Para o chefe da dissuasão dos EUA, um conflito com a China parece inevitável

Há apenas uma semana, o chanceler alemão Olaf Scholz, acompanhado por um avião cheio de líderes empresariais alemães, viajou a Pequim para se encontrar com seu colega chinês, o presidente Xi Jinping, recém-reeleito para liderar o país por um mandato de 5 anos. Para o chefe de Estado alemão, tratava-se sobretudo de reforçar a cooperação económica entre os dois países, sendo a China um mercado crítico para as exportações alemãs, e o bom funcionamento da sua economia e da sua indústria.

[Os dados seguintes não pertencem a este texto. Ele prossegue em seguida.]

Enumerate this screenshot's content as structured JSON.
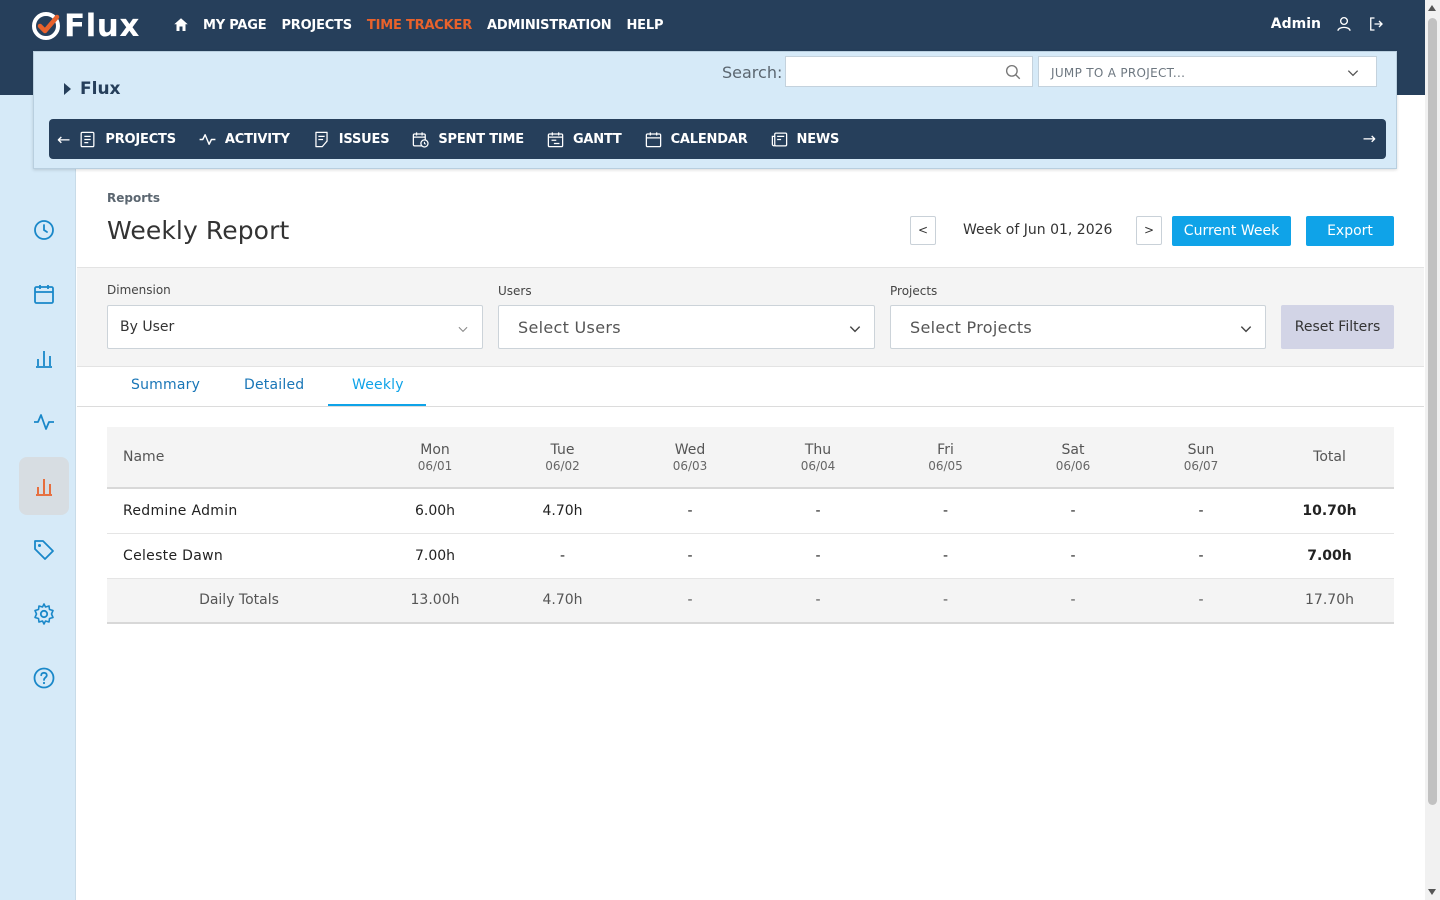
{
  "app": {
    "logo_text": "Flux",
    "menu": [
      "MY PAGE",
      "PROJECTS",
      "TIME TRACKER",
      "ADMINISTRATION",
      "HELP"
    ],
    "active_menu": "TIME TRACKER",
    "user": "Admin",
    "accent_color": "#e8622c",
    "primary_color": "#0fa3e8",
    "navy_color": "#263f5b"
  },
  "project": {
    "title": "Flux",
    "search_label": "Search:",
    "search_value": "",
    "jump_placeholder": "JUMP TO A PROJECT...",
    "menu": [
      {
        "label": "PROJECTS",
        "icon": "projects-icon"
      },
      {
        "label": "ACTIVITY",
        "icon": "activity-icon"
      },
      {
        "label": "ISSUES",
        "icon": "issues-icon"
      },
      {
        "label": "SPENT TIME",
        "icon": "spent-time-icon"
      },
      {
        "label": "GANTT",
        "icon": "gantt-icon"
      },
      {
        "label": "CALENDAR",
        "icon": "calendar-icon"
      },
      {
        "label": "NEWS",
        "icon": "news-icon"
      }
    ]
  },
  "sidebar": {
    "items": [
      "clock-icon",
      "calendar-icon",
      "bar-chart-icon",
      "activity-icon",
      "reports-icon",
      "tag-icon",
      "gear-icon",
      "help-icon"
    ],
    "active": "reports-icon"
  },
  "report": {
    "breadcrumb": "Reports",
    "title": "Weekly Report",
    "prev_label": "<",
    "next_label": ">",
    "week_label": "Week of Jun 01, 2026",
    "current_week_label": "Current Week",
    "export_label": "Export"
  },
  "filters": {
    "dimension_label": "Dimension",
    "dimension_value": "By User",
    "users_label": "Users",
    "users_placeholder": "Select Users",
    "projects_label": "Projects",
    "projects_placeholder": "Select Projects",
    "reset_label": "Reset Filters"
  },
  "tabs": {
    "summary": "Summary",
    "detailed": "Detailed",
    "weekly": "Weekly",
    "active": "Weekly"
  },
  "table": {
    "name_header": "Name",
    "total_header": "Total",
    "days": [
      {
        "day": "Mon",
        "date": "06/01"
      },
      {
        "day": "Tue",
        "date": "06/02"
      },
      {
        "day": "Wed",
        "date": "06/03"
      },
      {
        "day": "Thu",
        "date": "06/04"
      },
      {
        "day": "Fri",
        "date": "06/05"
      },
      {
        "day": "Sat",
        "date": "06/06"
      },
      {
        "day": "Sun",
        "date": "06/07"
      }
    ],
    "rows": [
      {
        "name": "Redmine Admin",
        "hours": [
          "6.00h",
          "4.70h",
          "-",
          "-",
          "-",
          "-",
          "-"
        ],
        "total": "10.70h"
      },
      {
        "name": "Celeste Dawn",
        "hours": [
          "7.00h",
          "-",
          "-",
          "-",
          "-",
          "-",
          "-"
        ],
        "total": "7.00h"
      }
    ],
    "totals": {
      "label": "Daily Totals",
      "hours": [
        "13.00h",
        "4.70h",
        "-",
        "-",
        "-",
        "-",
        "-"
      ],
      "total": "17.70h"
    }
  }
}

Na Europa, esta visita gerou muitas reacções, com a preocupação de ver Berlim aumentar a sua dependência económica face a Pequim, encontrando-se assim, a médio ou longo prazo, numa situação semelhante à que se encontra. da sua grande dependência do gás russo. E se acreditarmos nas últimas declarações do almirante Richard, chefe do Comando Estratégico Americano da Stratcom, a dissuasão do país, o erro de cálculo do chanceler Scholz pode tomar forma muito mais rápido do que o previsto.

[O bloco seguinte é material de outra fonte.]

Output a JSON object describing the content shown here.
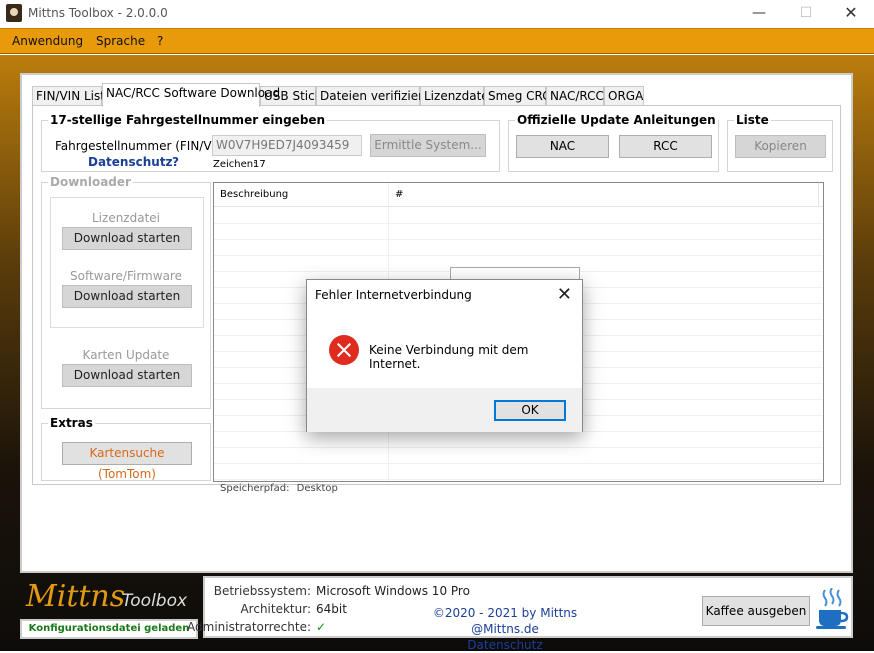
{
  "window": {
    "title": "Mittns Toolbox - 2.0.0.0",
    "minimize": "—",
    "maximize": "☐",
    "close": "✕"
  },
  "menu": [
    "Anwendung",
    "Sprache",
    "?"
  ],
  "tabs": [
    "FIN/VIN Liste",
    "NAC/RCC Software Download",
    "USB Stick",
    "Dateien verifizieren",
    "Lizenzdatei",
    "Smeg CRC",
    "NAC/RCC",
    "ORGA"
  ],
  "active_tab": "NAC/RCC Software Download",
  "vin_group": {
    "title": "17-stellige Fahrgestellnummer eingeben",
    "label": "Fahrgestellnummer (FIN/VIN):",
    "value": "W0V7H9ED7J4093459",
    "detect_button": "Ermittle System...",
    "privacy_link": "Datenschutz",
    "help_link": "?",
    "chars_label": "Zeichen:",
    "chars_value": "17"
  },
  "updates_group": {
    "title": "Offizielle Update Anleitungen",
    "nac_button": "NAC",
    "rcc_button": "RCC"
  },
  "list_group": {
    "title": "Liste",
    "copy_button": "Kopieren"
  },
  "downloader": {
    "title": "Downloader",
    "license_label": "Lizenzdatei",
    "license_button": "Download starten",
    "software_label": "Software/Firmware",
    "software_button": "Download starten",
    "maps_label": "Karten Update",
    "maps_button": "Download starten"
  },
  "extras": {
    "title": "Extras",
    "map_search_button": "Kartensuche (TomTom)"
  },
  "listview": {
    "columns": [
      "Beschreibung",
      "#"
    ]
  },
  "storage": {
    "label": "Speicherpfad:",
    "value": "Desktop"
  },
  "logo": {
    "mittns": "Mittns",
    "toolbox": "Toolbox"
  },
  "config_status": "Konfigurationsdatei geladen",
  "sysinfo": {
    "os_label": "Betriebssystem:",
    "os_value": "Microsoft Windows 10 Pro",
    "arch_label": "Architektur:",
    "arch_value": "64bit",
    "admin_label": "Administratorrechte:",
    "admin_value": "✓"
  },
  "copyright": {
    "line1": "©2020 - 2021 by Mittns @Mittns.de",
    "line2": "Datenschutz"
  },
  "coffee_button": "Kaffee ausgeben",
  "dialog": {
    "title": "Fehler Internetverbindung",
    "message": "Keine Verbindung mit dem Internet.",
    "ok_button": "OK",
    "close": "✕"
  },
  "colors": {
    "accent": "#e99a0a",
    "link": "#1a3f99",
    "success": "#1a7a1a",
    "error": "#e02b1f"
  }
}
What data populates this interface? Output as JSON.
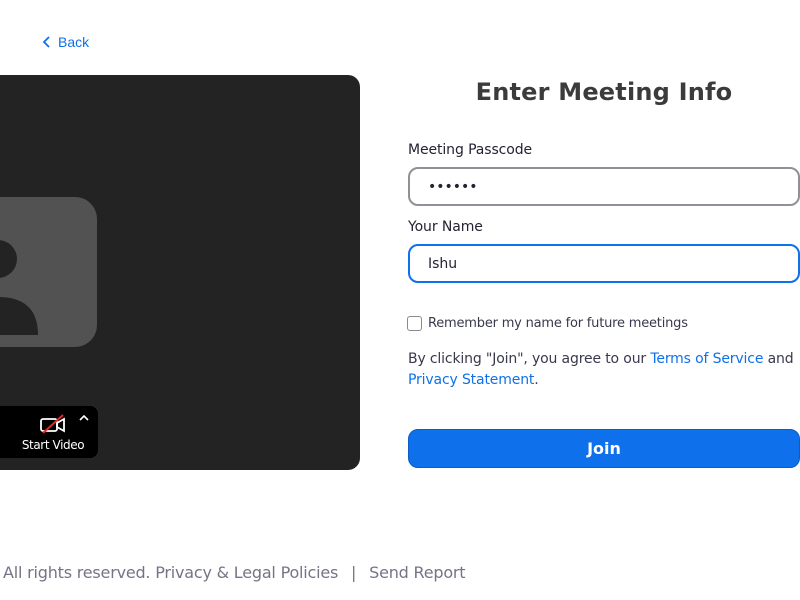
{
  "navigation": {
    "back_label": "Back",
    "back_icon": "chevron-left-icon"
  },
  "preview": {
    "start_video_label": "Start Video",
    "video_icon": "video-off-icon",
    "caret_icon": "chevron-up-icon",
    "avatar_icon": "user-silhouette-icon"
  },
  "form": {
    "title": "Enter Meeting Info",
    "passcode_label": "Meeting Passcode",
    "passcode_value": "••••••",
    "name_label": "Your Name",
    "name_value": "Ishu",
    "remember_label": "Remember my name for future meetings",
    "remember_checked": false,
    "agree_prefix": "By clicking \"Join\", you agree to our ",
    "terms_link": "Terms of Service",
    "agree_middle": " and",
    "privacy_link": "Privacy Statement",
    "agree_suffix": ".",
    "join_label": "Join"
  },
  "footer": {
    "rights_text": "All rights reserved.",
    "privacy_legal_link": "Privacy & Legal Policies",
    "separator": "|",
    "send_report_link": "Send Report"
  },
  "colors": {
    "accent": "#0e71eb",
    "preview_bg": "#232323",
    "avatar_bg": "#525252",
    "muted_text": "#747487"
  }
}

De fato, falando no simpósio anual da Naval Submarine League, o almirante americano pintou um quadro muito perturbador. De acordo com ele, " A guerra na Ucrânia agora é apenas um aperitivo", e para adicionar " A grande (guerra) está chegando, e não demorará muito para que sejamos testados como não temos sido há muito tempo.“. O fato é que a opinião expressa pelo chefe da Stratcom agora é amplamente dominante no Pentágono, e a maioria de seus funcionários explica agora que o confronto com a China parece inevitável, especialmente porque os exércitos americanos enfrentam grandes dificuldades às quais o Exército de Libertação Popular não não parecem, por sua vez, expostos, particularmente nos campos industrial e tecnológico.

A Marinha dos EUA ainda tem uma vantagem tecnológica significativa sobre a China no campo da guerra submarina

Assim, para o almirante Richard, a ferramenta de defesa americana, incluindo sua ferramenta de dissuasão, pode ser comparada a um navio, mas um navio afundando, lenta mas seguramente, enquanto o famoso cruzamento das curvas de capacidade entre o ELP e as Forças Armadas dos EUA se aproxima o futuro cada vez mais próximo. Segundo ele, a única área em que os Estados Unidos manteriam uma ascendência marcante sobre o ELP seria a da guerra submarina (observe de passagem que o almirante Richard é um submarinista). Acrescenta, para falar apenas da Marinha dos EUA, que na ausência de uma mudança profunda nas capacidades industriais do país, mas também na metodologia utilizada para projetar e construir armas americanas, a ascendência chinesa no médio prazo seria inevitável , a ponto de poder até minar a dissuasão americana que depende, para muitos, de uma frota de 12 submarinos nucleares de máquinas muito avançadas.